Cansado de se exibir, girando em volta dela sem ser notado, o pavão resolveu apelar. Não sei como posso descrever o papel a que ele se submeteu. A imagem mais próxima que me vem à cabeça é a da Carla Perez fazendo tremer o bumbum em requebros curtos e rápidos, ao mesmo tempo em que retrocede, sapateando, em direção às câmeras, naquela dança que deixa os machos (humanos) de queixo caído em frente à TV. Só que, no pavão, o que tremia era a cauda, que chacoalhava com o remelexo e produzia um som de penas entrechocadas, hipnotizante como chocalho de cascavel.

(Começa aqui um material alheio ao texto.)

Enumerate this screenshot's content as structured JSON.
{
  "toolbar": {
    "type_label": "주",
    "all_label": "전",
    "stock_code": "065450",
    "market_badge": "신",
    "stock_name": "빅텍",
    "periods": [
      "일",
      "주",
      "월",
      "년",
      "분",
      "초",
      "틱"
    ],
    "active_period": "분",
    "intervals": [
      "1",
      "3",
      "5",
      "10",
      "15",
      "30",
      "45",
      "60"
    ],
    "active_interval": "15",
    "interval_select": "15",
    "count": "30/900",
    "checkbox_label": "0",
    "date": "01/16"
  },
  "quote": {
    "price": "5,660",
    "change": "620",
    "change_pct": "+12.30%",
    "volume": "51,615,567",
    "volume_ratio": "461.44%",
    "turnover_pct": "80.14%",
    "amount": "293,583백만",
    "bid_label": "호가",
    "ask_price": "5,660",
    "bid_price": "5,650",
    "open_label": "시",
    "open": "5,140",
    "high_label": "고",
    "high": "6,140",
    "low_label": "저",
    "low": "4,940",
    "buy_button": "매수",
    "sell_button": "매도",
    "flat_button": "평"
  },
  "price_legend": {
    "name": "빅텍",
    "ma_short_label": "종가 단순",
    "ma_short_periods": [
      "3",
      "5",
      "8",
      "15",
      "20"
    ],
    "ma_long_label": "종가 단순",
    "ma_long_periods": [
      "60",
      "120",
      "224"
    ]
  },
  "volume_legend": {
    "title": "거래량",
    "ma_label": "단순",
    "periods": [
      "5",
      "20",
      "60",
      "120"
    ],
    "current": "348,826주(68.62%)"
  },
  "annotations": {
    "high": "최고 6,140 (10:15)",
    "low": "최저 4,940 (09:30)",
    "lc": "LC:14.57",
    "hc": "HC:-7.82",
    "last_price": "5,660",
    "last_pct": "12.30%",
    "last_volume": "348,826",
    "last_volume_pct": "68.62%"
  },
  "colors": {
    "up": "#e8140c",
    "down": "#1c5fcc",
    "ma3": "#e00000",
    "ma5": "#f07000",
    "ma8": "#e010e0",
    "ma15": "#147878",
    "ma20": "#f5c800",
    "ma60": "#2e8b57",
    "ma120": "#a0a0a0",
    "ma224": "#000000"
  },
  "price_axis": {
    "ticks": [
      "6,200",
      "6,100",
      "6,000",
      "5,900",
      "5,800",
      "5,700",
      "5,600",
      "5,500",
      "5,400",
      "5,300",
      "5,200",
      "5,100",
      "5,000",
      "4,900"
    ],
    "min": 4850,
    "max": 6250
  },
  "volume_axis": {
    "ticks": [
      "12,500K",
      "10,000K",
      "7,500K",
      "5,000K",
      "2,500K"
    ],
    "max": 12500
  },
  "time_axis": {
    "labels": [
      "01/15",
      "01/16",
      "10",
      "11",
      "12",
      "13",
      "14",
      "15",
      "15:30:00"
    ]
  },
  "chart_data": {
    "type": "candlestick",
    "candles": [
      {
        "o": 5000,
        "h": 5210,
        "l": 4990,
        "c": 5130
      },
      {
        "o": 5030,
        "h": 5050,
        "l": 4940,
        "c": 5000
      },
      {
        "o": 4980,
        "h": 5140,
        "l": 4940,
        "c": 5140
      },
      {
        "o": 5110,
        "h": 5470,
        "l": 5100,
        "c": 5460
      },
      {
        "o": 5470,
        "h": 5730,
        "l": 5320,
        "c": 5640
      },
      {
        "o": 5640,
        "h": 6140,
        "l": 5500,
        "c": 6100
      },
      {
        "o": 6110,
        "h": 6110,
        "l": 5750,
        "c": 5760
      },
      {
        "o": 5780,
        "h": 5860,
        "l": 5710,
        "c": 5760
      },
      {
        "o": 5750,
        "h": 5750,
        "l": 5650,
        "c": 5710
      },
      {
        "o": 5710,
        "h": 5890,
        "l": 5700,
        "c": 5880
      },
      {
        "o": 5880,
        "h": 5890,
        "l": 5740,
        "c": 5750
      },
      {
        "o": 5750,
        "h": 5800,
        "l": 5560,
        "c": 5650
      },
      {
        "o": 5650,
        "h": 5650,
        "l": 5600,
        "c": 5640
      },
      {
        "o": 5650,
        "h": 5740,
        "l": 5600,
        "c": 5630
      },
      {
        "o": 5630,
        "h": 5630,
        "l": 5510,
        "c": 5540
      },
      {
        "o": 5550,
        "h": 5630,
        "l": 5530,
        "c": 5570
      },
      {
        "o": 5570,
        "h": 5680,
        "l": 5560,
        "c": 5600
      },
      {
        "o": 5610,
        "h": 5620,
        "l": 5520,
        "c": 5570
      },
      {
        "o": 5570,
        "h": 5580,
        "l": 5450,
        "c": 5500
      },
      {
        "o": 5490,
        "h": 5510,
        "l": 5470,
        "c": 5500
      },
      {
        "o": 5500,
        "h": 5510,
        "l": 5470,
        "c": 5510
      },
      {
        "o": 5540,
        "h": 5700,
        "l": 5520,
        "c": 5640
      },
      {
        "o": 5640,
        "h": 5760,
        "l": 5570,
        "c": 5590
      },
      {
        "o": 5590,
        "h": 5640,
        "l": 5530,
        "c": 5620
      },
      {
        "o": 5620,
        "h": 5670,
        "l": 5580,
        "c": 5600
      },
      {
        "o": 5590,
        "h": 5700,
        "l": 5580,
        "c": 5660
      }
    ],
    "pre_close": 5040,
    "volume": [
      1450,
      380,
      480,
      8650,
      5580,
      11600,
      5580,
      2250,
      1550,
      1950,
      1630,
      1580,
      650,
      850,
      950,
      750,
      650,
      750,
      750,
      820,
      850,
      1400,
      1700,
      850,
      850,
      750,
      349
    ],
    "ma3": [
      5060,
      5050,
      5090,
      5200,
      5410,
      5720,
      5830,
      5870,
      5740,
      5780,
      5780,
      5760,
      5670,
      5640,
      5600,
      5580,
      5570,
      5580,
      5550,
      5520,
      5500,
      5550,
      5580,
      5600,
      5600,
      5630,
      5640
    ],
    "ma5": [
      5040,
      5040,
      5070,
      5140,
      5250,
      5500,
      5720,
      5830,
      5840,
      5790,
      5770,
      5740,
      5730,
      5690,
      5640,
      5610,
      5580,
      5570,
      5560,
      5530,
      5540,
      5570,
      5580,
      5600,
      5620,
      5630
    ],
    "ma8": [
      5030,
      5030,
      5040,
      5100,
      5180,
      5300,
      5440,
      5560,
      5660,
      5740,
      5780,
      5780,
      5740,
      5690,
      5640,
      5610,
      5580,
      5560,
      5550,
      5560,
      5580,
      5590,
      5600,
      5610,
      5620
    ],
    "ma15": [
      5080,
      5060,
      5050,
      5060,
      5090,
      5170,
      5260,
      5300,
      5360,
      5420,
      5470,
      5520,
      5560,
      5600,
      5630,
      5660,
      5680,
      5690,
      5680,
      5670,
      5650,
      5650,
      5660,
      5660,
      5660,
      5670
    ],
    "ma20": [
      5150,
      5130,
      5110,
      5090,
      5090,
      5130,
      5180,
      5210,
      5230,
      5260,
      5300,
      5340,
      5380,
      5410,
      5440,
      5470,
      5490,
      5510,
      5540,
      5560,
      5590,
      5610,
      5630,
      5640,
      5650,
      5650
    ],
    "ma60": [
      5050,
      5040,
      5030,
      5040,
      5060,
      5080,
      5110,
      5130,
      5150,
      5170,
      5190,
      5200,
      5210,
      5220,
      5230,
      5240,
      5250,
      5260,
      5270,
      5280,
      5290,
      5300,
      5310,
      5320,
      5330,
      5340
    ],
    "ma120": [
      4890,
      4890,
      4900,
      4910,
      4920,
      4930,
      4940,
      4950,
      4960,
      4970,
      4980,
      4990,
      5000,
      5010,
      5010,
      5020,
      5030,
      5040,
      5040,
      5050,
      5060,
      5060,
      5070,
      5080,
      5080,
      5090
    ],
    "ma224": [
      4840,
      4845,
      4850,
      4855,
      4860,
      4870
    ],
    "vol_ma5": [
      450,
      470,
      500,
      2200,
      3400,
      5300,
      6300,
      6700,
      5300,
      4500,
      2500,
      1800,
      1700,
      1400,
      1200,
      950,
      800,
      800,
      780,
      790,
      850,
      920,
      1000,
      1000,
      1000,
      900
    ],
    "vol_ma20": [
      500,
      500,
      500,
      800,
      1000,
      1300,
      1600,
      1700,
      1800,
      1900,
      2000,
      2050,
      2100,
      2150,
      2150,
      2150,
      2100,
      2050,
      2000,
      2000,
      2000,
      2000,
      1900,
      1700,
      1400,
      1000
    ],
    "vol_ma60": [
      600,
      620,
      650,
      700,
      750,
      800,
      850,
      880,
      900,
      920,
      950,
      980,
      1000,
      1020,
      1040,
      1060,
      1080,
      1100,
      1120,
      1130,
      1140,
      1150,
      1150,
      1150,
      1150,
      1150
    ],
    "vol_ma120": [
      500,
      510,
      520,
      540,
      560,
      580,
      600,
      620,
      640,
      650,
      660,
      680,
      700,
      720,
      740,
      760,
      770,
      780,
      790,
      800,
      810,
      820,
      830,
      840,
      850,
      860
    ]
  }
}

E ele acabou mesmo conseguindo hipnotizar toda a platéia, exceto a fêmea, que permanecia impassível, impávida, absoluta! Pensaria até que ela não o via, não fosse pelas escapulidas que dava quando o “pavão-Tchan” se aproximava mais ousadamente. Decorrida quase meia hora de tentativas infrutíferas, ele ainda permanecia lá, inabalável, na clara tentativa de vencê-la pelo cansaço. E ela a rejeitá-lo, impiedosa. A coisa iria demorar...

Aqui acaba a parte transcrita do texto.